The Death of Socrates

The Death of Socrates

Friday 14 January 2011

Plato's Forms

Plato's Forms are supposed to be the fundamental unchanging and eternal "spiritual" abstractions on which the mutable material world is constructed. It is easiest to understand geometrical forms, but the idea is that all that is at all real (such as "justice") is only real because it participates in the absolute reality of the forms.

The "Form of the Triangle" (or the "Ideal Triangle") is the perfection or definitive triangle. It is no actual triangle and does not have angles of any particular magnitudes; but it has three vertices and three perfectly straight sides. The Ideal Euclidean Triangle also exits in un-curved space and so its angles add up to precisely 180 degrees, even though they have no actual values.

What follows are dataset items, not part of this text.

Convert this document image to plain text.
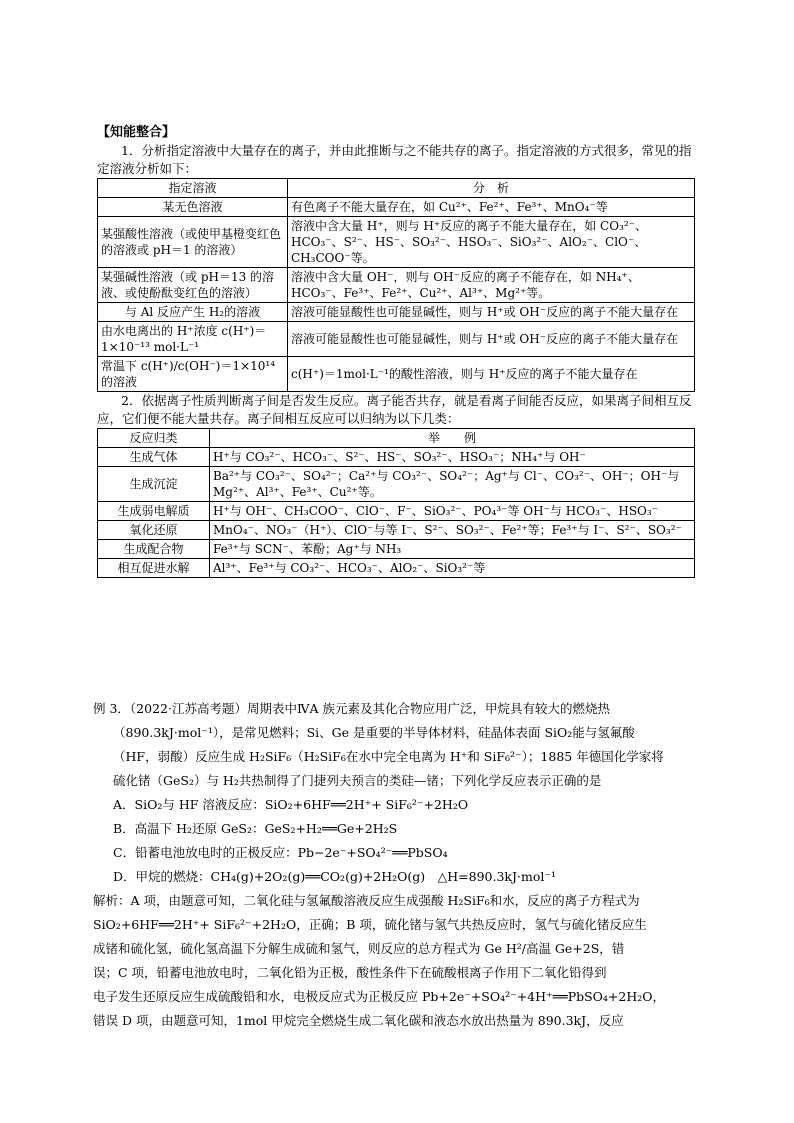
【知能整合】

1．分析指定溶液中大量存在的离子，并由此推断与之不能共存的离子。指定溶液的方式很多，常见的指定溶液分析如下：

指定溶液	分　析
某无色溶液	有色离子不能大量存在，如 Cu²⁺、Fe²⁺、Fe³⁺、MnO₄⁻等
某强酸性溶液（或使甲基橙变红色的溶液或 pH＝1 的溶液）	溶液中含大量 H⁺，则与 H⁺反应的离子不能大量存在，如 CO₃²⁻、HCO₃⁻、S²⁻、HS⁻、SO₃²⁻、HSO₃⁻、SiO₃²⁻、AlO₂⁻、ClO⁻、CH₃COO⁻等。
某强碱性溶液（或 pH＝13 的溶液、或使酚酞变红色的溶液）	溶液中含大量 OH⁻，则与 OH⁻反应的离子不能存在，如 NH₄⁺、HCO₃⁻、Fe³⁺、Fe²⁺、Cu²⁺、Al³⁺、Mg²⁺等。
与 Al 反应产生 H₂的溶液	溶液可能显酸性也可能显碱性，则与 H⁺或 OH⁻反应的离子不能大量存在
由水电离出的 H⁺浓度 c(H⁺)＝1×10⁻¹³ mol·L⁻¹	溶液可能显酸性也可能显碱性，则与 H⁺或 OH⁻反应的离子不能大量存在
常温下 c(H⁺)/c(OH⁻)＝1×10¹⁴的溶液	c(H⁺)＝1mol·L⁻¹的酸性溶液，则与 H⁺反应的离子不能大量存在

2．依据离子性质判断离子间是否发生反应。离子能否共存，就是看离子间能否反应，如果离子间相互反应，它们便不能大量共存。离子间相互反应可以归纳为以下几类：

反应归类	举　　例
生成气体	H⁺与 CO₃²⁻、HCO₃⁻、S²⁻、HS⁻、SO₃²⁻、HSO₃⁻；NH₄⁺与 OH⁻
生成沉淀	Ba²⁺与 CO₃²⁻、SO₄²⁻；Ca²⁺与 CO₃²⁻、SO₄²⁻；Ag⁺与 Cl⁻、CO₃²⁻、OH⁻；OH⁻与 Mg²⁺、Al³⁺、Fe³⁺、Cu²⁺等。
生成弱电解质	H⁺与 OH⁻、CH₃COO⁻、ClO⁻、F⁻、SiO₃²⁻、PO₄³⁻等 OH⁻与 HCO₃⁻、HSO₃⁻
氧化还原	MnO₄⁻、NO₃⁻（H⁺）、ClO⁻与等 I⁻、S²⁻、SO₃²⁻、Fe²⁺等；Fe³⁺与 I⁻、S²⁻、SO₃²⁻
生成配合物	Fe³⁺与 SCN⁻、苯酚；Ag⁺与 NH₃
相互促进水解	Al³⁺、Fe³⁺与 CO₃²⁻、HCO₃⁻、AlO₂⁻、SiO₃²⁻等

例 3．（2022·江苏高考题）周期表中ⅣA 族元素及其化合物应用广泛，甲烷具有较大的燃烧热

（890.3kJ·mol⁻¹），是常见燃料；Si、Ge 是重要的半导体材料，硅晶体表面 SiO₂能与氢氟酸

（HF，弱酸）反应生成 H₂SiF₆（H₂SiF₆在水中完全电离为 H⁺和 SiF₆²⁻）；1885 年德国化学家将

硫化锗（GeS₂）与 H₂共热制得了门捷列夫预言的类硅—锗；下列化学反应表示正确的是

A．SiO₂与 HF 溶液反应：SiO₂+6HF══2H⁺+ SiF₆²⁻+2H₂O

B．高温下 H₂还原 GeS₂：GeS₂+H₂══Ge+2H₂S

C．铅蓄电池放电时的正极反应：Pb−2e⁻+SO₄²⁻══PbSO₄

D．甲烷的燃烧：CH₄(g)+2O₂(g)══CO₂(g)+2H₂O(g)　△H=890.3kJ·mol⁻¹

解析：A 项，由题意可知，二氧化硅与氢氟酸溶液反应生成强酸 H₂SiF₆和水，反应的离子方程式为

SiO₂+6HF══2H⁺+ SiF₆²⁻+2H₂O，正确；B 项，硫化锗与氢气共热反应时，氢气与硫化锗反应生

成锗和硫化氢，硫化氢高温下分解生成硫和氢气，则反应的总方程式为 Ge H²/高温 Ge+2S，错

误；C 项，铅蓄电池放电时，二氧化铅为正极，酸性条件下在硫酸根离子作用下二氧化铅得到

电子发生还原反应生成硫酸铅和水，电极反应式为正极反应 Pb+2e⁻+SO₄²⁻+4H⁺══PbSO₄+2H₂O，

错误 D 项，由题意可知，1mol 甲烷完全燃烧生成二氧化碳和液态水放出热量为 890.3kJ，反应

The "Form of the Triangle" could be expressed exactly in terms of various mathematical formulae. However such an expression is not exactly the Form itself, because it has no significance in itself (after all it is no more than a set of black marks on white paper or one and zeroes in a computer's memory), but only the significance which the crafter of that expression intends in terms of the symbology of the (mathematical) language employed.

The Forms are not "empty". They are immaterial, though. It is matter (according to modern physics) that is "empty". The Forms and most especially "the Good" are full-of-being and omnipotent.

Augustine definitely understood "the Good" to be "God" and it seems to me that any monotheist has little choice but to do so - or perhaps "the good" is the "mind of God" rather than "God unqualified", I don't know.